Live album by Keith Jarrett
- Released: October 1988
- Recorded: April 11, 1987
- Venue: Suntory Hall Tokyo, Japan
- Length: 58:16
- Label: ECM ECM 1379
- Producer: Manfred Eicher

Keith Jarrett chronology
| Still Live (1988) | Dark Intervals (1988) | Personal Mountains (1989) |

Keith Jarrett solo piano chronology
| Concerts (1982) | Dark Intervals (1988) | Paris Concert (1990) |

= Dark Intervals =

Dark Intervals is a live solo album by American jazz pianist Keith Jarrett recorded at the Suntory Hall in Tokyo on April 11, 1987 and released on ECM the following year.

==1987 solo concerts==
Dark Intervals was recorded during the Japan leg of Jarrett's 1987 solo tour playing nine concerts in the U.S., Japan and Brazil.

- March 7 - New York City (USA)
- March 27 - New York City (USA)
- April 5 - San Francisco (USA)
- April 11 - Tokyo (Japan)
- April 12 - Tokyo (Japan)
- April 14 - Tokyo (Japan) [Jarrett performing standards; DVD edition in NTSC format only]
- May 24 - Rio de Janeiro (Brazil)
- May 28 - Sao Paulo (Brazil)
- May 31 - Rio de Janeiro (Brazil)

==Reception==
Down Beat author Josef Woodard, on his introductory notes to a 1989 Jarrett interview, states that:Dark Intervals, particularly, is a testament to Jarrett’s recent objective of broadening his scope while paring down to the essence of music—and being.
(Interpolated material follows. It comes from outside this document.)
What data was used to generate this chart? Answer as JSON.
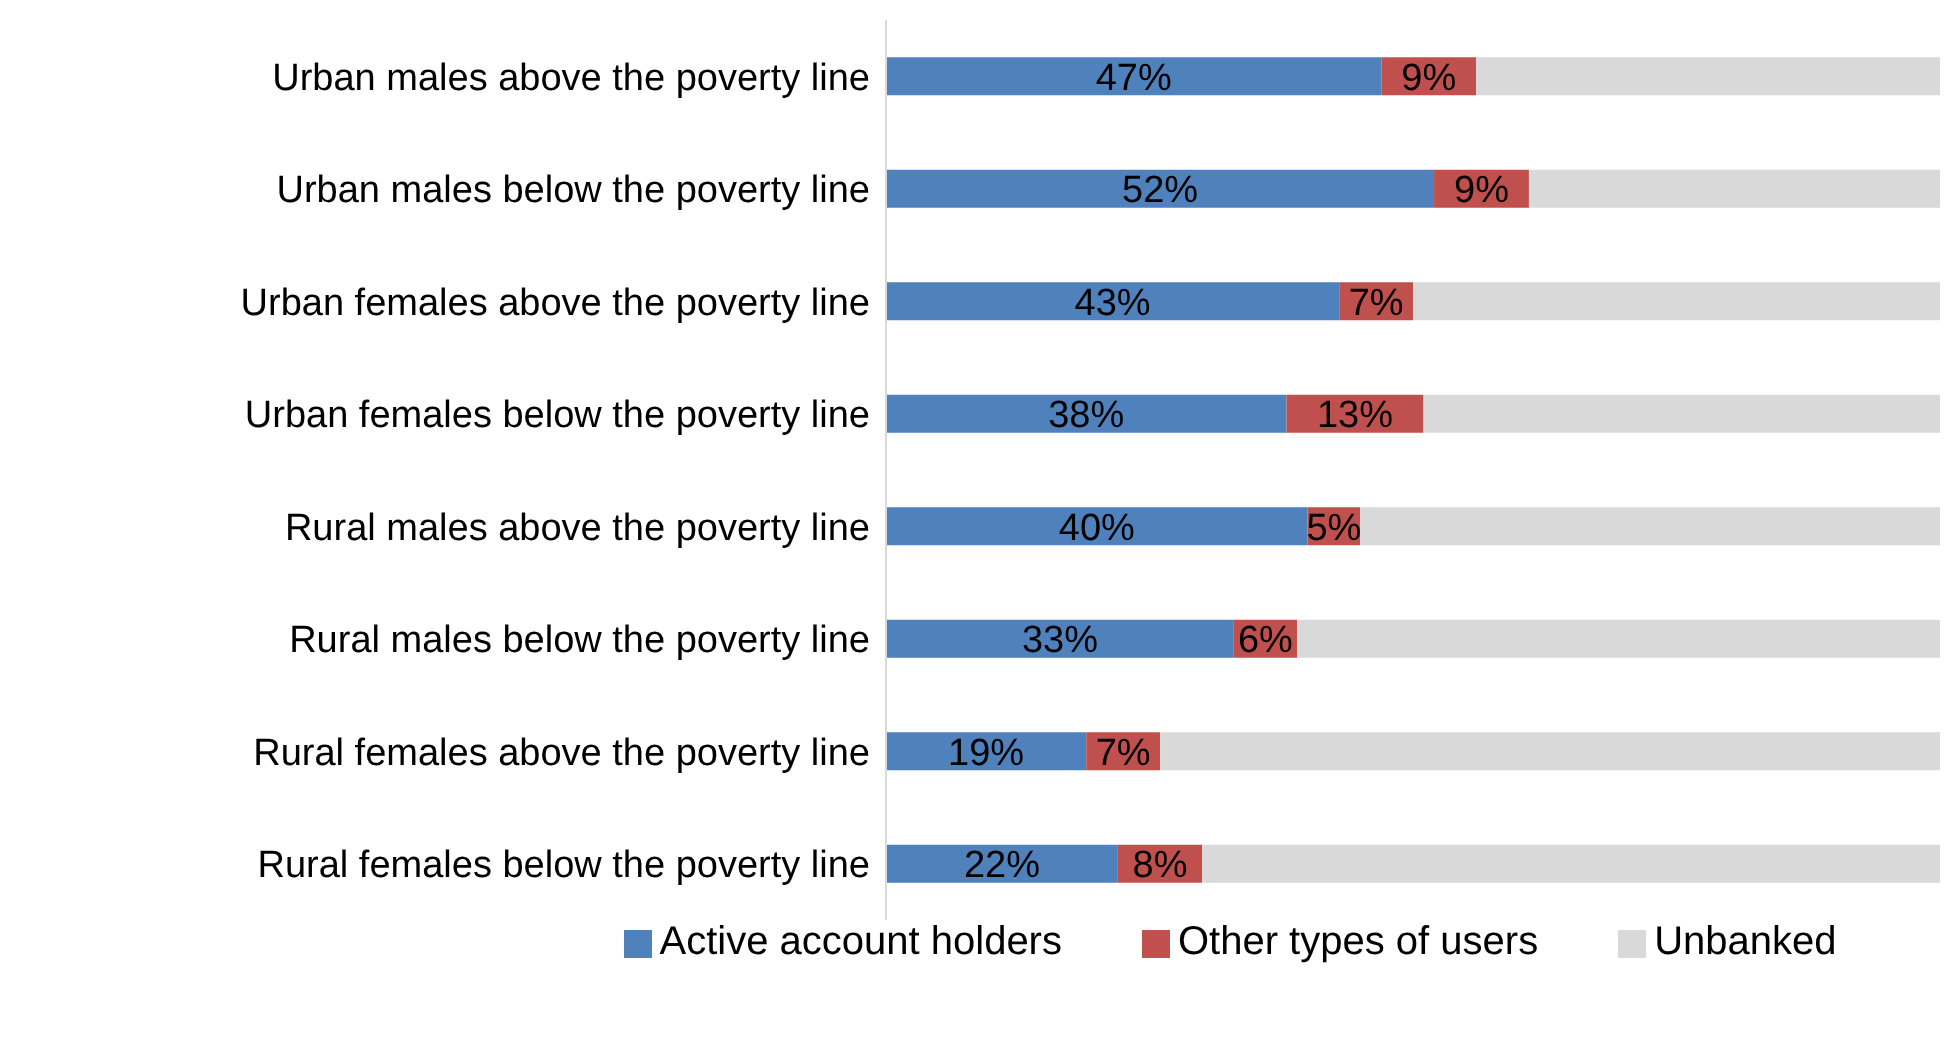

So, while he plots courses in parallel universes—planning to record Bach’s Goldberg Variations on harpsichord and new works by Lou Harrison and Alan Hohvaness in the classical world, and reviving jazz standards in his trio—Jarrett is also searching for new meaning in a basic E minor chord. He’s thinking about the river’s source as well as its effects.The Stereophile review by Richard Lehnert gave the album the "Recording of March 1989" award, stating:This album of often profound beauty, had it been released by anyone else, would call for much more acclaim; as it is, it's just another Jarrett solo masterpiece in the tradition of Staircase and The Moth and the Flame.

The CD's DDD sound is some of the most natural solo piano sound I've heard (assuming you listen with your ears nearly touching the soundboard), entirely without harshness or glare. But, good as the CD is, the LP is better in the usual ways—deeper, rounder, more full, with greater three-dimensionality."The AllMusic review by Richard S. Ginell awarded the album 3 stars and states that, "it sounds like a formal recital of individual compositions [...] Keith is often in an introspective, even dark mood [...] The Jarrett devotee will want this; others should use caution". A review in The New York Times called Jarrett's playing on this album "more spare and austere than on his 1975 solo masterpiece The Köln Concert."

Professional ratings
Review scores
| Source | Rating |
| AllMusic |  |
| The Penguin Guide to Jazz Recordings |  |

==Track listing==
All compositions by Keith Jarrett
1. "Opening" - 12:53
2. "Hymn" - 4:58
3. "Americana" - 7:12
4. "Entrance" - 2:55
5. "Parallels" - 4:58
6. "Fire Dance" - 6:51
7. "Ritual Prayer" - 7:12
8. "Recitative" - 11:17

== Personnel ==
- Keith Jarrett – piano

=== Technical personnel ===
- Manfred Eicher – producer
- Kimion Oikawa – recording engineer
- Barbara Wojirsch – cover design and layout
- Christian Vogt – cover photography

== Original liner notes ==
The original liner notes state:Touch is only possible at the edge of spaces.
Light is only precious during dark intervals.